Cassandra - Yousef's Notes
Cassandra

Cassandra

Apache Cassandra is a highly scalable, distributed NoSQL database management system designed for handling large amounts of data across many commodity servers without any single point of failure.

  • Scalability: Linear scale-out architecture
  • Fault Tolerance: No single point of failure
  • High Availability: Replication across nodes
  • Flexible Schema: No rigid schema like in traditional databases.

#Data Model

#Column-Family Data Model

  • Cassandra uses a column-family data model, which is a NoSQL way of organizing and storing data.
  • Data is organized into tables, similar to a relational database, but with a more flexible schema.

#Columns, Rows, and SuperColumns

  • Rows are the basic unit of data storage.
  • Columns are key-value pairs associated with rows.
  • SuperColumns group related columns together.

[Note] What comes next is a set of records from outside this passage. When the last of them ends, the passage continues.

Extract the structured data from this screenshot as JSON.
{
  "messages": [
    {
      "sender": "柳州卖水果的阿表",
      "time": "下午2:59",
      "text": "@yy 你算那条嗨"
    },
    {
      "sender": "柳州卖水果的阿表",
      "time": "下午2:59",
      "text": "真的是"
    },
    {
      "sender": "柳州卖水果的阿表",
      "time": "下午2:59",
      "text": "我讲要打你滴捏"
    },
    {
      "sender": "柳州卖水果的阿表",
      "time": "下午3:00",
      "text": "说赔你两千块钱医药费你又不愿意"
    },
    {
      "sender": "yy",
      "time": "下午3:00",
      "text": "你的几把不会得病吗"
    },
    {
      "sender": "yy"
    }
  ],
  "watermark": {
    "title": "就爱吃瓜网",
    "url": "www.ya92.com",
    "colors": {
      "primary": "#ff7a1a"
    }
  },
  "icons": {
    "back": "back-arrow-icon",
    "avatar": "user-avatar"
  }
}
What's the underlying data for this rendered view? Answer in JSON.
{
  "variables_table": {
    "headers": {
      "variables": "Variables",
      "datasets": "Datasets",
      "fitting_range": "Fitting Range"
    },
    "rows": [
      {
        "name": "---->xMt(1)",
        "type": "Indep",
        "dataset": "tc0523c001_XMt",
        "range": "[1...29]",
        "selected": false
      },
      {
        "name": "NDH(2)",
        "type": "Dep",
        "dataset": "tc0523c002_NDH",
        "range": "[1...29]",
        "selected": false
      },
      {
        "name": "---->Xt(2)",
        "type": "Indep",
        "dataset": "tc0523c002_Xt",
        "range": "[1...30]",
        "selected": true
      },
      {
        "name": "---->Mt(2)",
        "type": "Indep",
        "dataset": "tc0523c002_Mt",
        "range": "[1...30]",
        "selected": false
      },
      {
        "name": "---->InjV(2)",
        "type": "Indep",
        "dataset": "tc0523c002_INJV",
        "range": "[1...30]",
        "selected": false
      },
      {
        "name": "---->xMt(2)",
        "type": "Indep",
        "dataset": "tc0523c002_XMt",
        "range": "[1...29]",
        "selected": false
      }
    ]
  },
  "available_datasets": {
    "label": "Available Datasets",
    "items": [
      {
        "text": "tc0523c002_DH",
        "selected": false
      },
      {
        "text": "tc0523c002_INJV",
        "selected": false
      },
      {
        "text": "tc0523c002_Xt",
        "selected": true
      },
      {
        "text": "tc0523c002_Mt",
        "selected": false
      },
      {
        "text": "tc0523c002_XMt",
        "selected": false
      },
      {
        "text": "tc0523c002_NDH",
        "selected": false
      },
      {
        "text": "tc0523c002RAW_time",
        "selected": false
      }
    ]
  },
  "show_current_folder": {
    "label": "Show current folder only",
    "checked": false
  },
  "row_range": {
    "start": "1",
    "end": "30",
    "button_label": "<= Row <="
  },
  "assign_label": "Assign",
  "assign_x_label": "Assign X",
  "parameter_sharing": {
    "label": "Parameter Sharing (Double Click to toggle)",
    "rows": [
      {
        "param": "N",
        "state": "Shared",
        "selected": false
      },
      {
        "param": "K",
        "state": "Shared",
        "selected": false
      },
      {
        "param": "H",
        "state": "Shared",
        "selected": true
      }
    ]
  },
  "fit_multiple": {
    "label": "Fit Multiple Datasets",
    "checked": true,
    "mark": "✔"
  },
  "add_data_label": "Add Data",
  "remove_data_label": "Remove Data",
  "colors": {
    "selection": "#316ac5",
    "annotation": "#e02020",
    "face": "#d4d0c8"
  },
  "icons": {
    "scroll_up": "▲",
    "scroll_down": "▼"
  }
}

#Cassandra Distributed Architecture

#Nodes and Rings

  • Nodes: Individual servers in the Cassandra cluster.
  • Rings: Logical representation of the data distribution. Each node in the cluster is a part of the ring.

#Tokens and Partitioning

  • Tokens: Cassandra uses tokens to determine data distribution across the nodes.
  • Data is partitioned based on these tokens.

#Replication

  • Data is replicated across multiple nodes for fault tolerance.
  • Replication strategy and factor can be configured.

#Cassandra Query Language

Cassandra Query Language is a SQL-like language for querying and interacting with Cassandra. It provides a familiar syntax for those accustomed to SQL. SELECT, INSERT, UPDATE, DELETE operations. CREATE KEYSPACE and CREATE TABLE for defining schema.

#Example

-- Creating a keyspace
CREATE KEYSPACE mykeyspace WITH replication = {'class': 'SimpleStrategy', 'replication_factor': 3};
-- Creating a table
CREATE TABLE mytable (id UUID PRIMARY KEY, name TEXT, age INT);
-- Inserting data
INSERT INTO mytable (id, name, age) VALUES (uuid(), 'John Doe', 25);
-- Querying data
SELECT * FROM mytable WHERE age > 21;

#Data Types and Collections

#Primitive Data Types

  • Cassandra supports standard data types like INT, TEXT, UUID, etc.

#Collections

  • Collections include LIST, SET, and MAP.

#Example

CREATE TABLE user_roles (username TEXT PRIMARY KEY, roles
SET<TEXT>);

#Secondary Indexes

Cassandra supports secondary indexes to enable querying on non-primary key columns. It allows for more flexible queries but should be used judiciously due to performance implications. CREATE INDEX ON mytable (column_name);

#Bloom Filters

  • Bloom filters are probabilistic data structures used to test whether an element is a member of a set.
  • In Cassandra, bloom filters are used to determine whether a particular SSTables (Sorted String Tables) has the data for a queried row.

#Benefits of Bloom Filters

  • They reduce the number of disk seeks during read operations.
  • They help Cassandra quickly eliminate SSTables (Sorted String Tables) that do no contain the necessary data.

#When to Use Cassandra

#Internet of Things (IoT) applications, sensor data, log data

Cassandra’s ability to handle a high volume of writes and reads makes it suitable for scenarios where time-series data needs to be ingested and queried rapidly.

#Logging Systems and Event Tracking

Cassandra’s distributed architecture allows it to horizontally scale, providing high write throughput across multiple nodes. This makes it ideal for scenarios where write operations are a primary concern.

#Global Applications with Users Distributed Across Regions

Cassandra’s distributed architecture ensures that data is replicated across nodes, providing fault tolerance and high availability. It is suitable for applications that need to serve users globally without a single point of failure.